In a winding piece in The New York Times, while hammering away at President Trump and the right-wing of politics in general, Quinn Slobodian manages to arrive at one salient point, that Donald Trump and his administration are not actually interested in 1930s style self-sufficiency, but instead are aiming to achieve trade fairness.
Like Ronald Reagan before him, President Trump is targeting a nation that already isn’t playing fair, China. Restrictions in China prevent American companies from competing freely in the country, yet America’s open economy allows the Chinese much more lenient terms for business. That imbalance has gone on too long, and the Trump administration is the first to stand up and address it. Slobodian writes:
Commentators lament that Mr. Trump is tearing up “the rules America itself created more than 80 years ago” and conjure up visions of the 1930s, when nations and empires dreamed of total self-sufficiency. Yet they overlook the fact that the actions of the president and his influential trade representative Robert Lighthizer betray no desire to withdraw from the world market.

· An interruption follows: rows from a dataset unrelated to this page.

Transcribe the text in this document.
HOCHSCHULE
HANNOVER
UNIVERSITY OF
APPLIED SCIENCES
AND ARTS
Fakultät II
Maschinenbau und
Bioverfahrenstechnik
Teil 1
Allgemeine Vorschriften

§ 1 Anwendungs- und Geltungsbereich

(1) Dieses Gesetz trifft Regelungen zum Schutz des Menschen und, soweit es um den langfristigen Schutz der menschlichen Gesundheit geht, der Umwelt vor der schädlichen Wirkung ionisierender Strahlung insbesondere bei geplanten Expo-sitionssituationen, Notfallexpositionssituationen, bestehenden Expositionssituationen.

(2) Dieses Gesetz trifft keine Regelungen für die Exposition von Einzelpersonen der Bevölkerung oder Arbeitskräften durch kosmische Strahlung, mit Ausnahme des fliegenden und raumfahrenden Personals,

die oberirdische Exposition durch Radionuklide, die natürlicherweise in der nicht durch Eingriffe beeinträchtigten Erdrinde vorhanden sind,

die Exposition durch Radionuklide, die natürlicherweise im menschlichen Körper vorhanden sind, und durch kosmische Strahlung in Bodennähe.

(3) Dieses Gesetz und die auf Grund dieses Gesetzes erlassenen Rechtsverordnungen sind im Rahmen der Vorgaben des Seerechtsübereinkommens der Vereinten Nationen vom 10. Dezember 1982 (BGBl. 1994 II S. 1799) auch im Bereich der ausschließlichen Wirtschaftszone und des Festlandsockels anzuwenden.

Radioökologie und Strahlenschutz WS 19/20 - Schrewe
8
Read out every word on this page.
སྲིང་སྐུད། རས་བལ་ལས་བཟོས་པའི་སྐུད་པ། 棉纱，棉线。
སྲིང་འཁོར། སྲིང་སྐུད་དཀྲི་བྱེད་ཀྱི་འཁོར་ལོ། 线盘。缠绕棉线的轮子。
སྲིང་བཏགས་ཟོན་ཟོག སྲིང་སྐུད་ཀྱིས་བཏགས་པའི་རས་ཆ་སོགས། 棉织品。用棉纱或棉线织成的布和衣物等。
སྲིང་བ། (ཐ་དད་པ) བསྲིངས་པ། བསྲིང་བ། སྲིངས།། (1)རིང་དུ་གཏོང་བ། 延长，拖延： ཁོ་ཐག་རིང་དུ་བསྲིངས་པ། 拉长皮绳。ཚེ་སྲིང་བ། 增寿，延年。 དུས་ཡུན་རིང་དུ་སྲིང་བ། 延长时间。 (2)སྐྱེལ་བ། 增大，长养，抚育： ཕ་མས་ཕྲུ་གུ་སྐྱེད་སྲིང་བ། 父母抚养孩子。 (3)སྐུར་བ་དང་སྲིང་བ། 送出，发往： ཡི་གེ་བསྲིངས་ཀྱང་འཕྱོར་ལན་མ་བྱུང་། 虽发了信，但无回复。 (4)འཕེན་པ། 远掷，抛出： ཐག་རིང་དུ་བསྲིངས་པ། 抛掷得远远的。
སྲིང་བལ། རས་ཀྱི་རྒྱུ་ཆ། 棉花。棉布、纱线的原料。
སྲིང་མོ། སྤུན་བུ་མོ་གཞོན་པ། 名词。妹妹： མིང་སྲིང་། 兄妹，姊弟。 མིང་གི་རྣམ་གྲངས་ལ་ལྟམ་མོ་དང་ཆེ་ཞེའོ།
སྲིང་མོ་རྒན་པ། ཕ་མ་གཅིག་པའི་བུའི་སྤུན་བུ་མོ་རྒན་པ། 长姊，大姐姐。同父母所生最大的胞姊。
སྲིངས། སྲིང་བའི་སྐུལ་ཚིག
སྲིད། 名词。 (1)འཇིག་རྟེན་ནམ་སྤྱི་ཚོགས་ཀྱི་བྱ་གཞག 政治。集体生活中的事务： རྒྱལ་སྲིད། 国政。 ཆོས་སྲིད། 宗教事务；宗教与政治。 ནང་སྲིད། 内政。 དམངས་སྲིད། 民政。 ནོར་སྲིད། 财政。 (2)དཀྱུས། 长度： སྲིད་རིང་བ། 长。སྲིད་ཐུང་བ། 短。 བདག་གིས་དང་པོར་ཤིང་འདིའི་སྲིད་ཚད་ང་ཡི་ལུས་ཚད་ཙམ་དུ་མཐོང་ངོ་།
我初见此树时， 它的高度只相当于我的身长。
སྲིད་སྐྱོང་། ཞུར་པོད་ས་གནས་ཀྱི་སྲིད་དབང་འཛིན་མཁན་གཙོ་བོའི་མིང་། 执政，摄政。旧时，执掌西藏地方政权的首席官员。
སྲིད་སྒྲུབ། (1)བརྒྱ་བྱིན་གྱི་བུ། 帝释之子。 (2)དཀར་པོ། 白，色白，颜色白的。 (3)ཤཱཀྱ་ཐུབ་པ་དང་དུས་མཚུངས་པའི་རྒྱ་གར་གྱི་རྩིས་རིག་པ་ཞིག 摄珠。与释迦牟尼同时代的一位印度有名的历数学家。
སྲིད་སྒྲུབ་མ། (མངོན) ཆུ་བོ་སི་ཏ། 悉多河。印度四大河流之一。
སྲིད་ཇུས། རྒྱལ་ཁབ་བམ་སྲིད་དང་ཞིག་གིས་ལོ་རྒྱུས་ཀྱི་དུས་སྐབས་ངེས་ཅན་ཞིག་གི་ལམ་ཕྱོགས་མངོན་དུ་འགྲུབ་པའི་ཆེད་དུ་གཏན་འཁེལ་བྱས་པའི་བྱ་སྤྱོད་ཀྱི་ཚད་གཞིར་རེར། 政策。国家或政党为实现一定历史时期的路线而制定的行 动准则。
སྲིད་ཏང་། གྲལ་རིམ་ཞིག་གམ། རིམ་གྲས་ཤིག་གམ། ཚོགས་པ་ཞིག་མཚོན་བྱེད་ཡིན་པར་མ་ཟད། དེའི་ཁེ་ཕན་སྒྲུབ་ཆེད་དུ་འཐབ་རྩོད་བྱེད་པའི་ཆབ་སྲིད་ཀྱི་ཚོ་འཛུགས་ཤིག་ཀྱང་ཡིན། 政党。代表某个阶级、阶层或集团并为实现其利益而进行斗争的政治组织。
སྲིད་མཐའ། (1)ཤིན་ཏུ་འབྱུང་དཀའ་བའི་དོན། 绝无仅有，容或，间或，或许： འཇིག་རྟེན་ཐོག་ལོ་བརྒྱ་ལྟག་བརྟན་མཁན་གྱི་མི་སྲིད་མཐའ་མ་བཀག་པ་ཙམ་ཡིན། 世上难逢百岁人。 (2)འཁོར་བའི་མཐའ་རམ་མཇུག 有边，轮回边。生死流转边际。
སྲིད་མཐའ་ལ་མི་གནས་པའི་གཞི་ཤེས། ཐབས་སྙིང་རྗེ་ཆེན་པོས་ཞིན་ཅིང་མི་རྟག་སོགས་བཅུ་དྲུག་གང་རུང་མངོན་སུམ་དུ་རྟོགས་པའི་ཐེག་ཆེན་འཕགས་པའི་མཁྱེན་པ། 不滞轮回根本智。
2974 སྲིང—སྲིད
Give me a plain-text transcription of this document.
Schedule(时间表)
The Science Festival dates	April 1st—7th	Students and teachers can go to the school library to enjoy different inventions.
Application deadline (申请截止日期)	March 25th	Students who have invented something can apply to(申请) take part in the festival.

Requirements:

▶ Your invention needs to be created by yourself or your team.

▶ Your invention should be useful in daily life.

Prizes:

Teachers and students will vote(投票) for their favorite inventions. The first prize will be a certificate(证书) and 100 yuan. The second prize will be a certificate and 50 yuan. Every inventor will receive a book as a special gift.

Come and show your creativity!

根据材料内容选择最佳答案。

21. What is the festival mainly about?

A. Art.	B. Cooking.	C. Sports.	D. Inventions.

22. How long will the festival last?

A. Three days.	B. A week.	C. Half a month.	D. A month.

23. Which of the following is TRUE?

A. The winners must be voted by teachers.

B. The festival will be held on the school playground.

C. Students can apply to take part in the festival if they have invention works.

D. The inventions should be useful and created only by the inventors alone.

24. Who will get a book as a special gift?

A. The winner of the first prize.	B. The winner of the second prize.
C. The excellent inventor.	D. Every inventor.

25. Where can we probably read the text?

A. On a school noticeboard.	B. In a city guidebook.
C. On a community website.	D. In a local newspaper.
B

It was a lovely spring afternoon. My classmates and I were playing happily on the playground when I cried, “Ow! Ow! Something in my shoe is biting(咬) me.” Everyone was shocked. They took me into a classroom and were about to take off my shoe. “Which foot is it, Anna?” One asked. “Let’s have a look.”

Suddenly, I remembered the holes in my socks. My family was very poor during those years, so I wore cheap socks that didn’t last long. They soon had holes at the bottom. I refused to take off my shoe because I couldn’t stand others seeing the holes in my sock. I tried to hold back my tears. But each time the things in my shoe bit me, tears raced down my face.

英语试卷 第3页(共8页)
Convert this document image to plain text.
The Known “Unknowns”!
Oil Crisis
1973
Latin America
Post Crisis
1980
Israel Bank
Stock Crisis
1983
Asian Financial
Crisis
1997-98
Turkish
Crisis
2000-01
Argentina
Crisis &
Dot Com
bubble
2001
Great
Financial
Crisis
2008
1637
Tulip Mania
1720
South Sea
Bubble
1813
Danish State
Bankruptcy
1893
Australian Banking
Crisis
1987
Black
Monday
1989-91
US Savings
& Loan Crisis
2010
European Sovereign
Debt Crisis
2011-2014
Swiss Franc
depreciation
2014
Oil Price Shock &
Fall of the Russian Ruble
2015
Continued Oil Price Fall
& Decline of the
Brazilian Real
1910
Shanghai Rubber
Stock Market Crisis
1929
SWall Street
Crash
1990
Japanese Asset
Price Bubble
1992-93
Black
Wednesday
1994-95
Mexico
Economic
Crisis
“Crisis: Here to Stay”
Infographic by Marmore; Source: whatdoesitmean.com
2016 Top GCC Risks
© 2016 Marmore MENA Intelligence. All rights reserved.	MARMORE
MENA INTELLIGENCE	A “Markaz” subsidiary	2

Quite the opposite. The express effort is to use unilateral action to bully other countries, China in particular, into better market access for American products. The point of comparison is not the dreams of economic self-sufficiency of the 1930s but Ronald Reagan’s assault on Japanese competition in the 1980s. “The basic philosophy that we have is that we want free trade without barriers,” Mr. Lighthizer explained to Congress in August.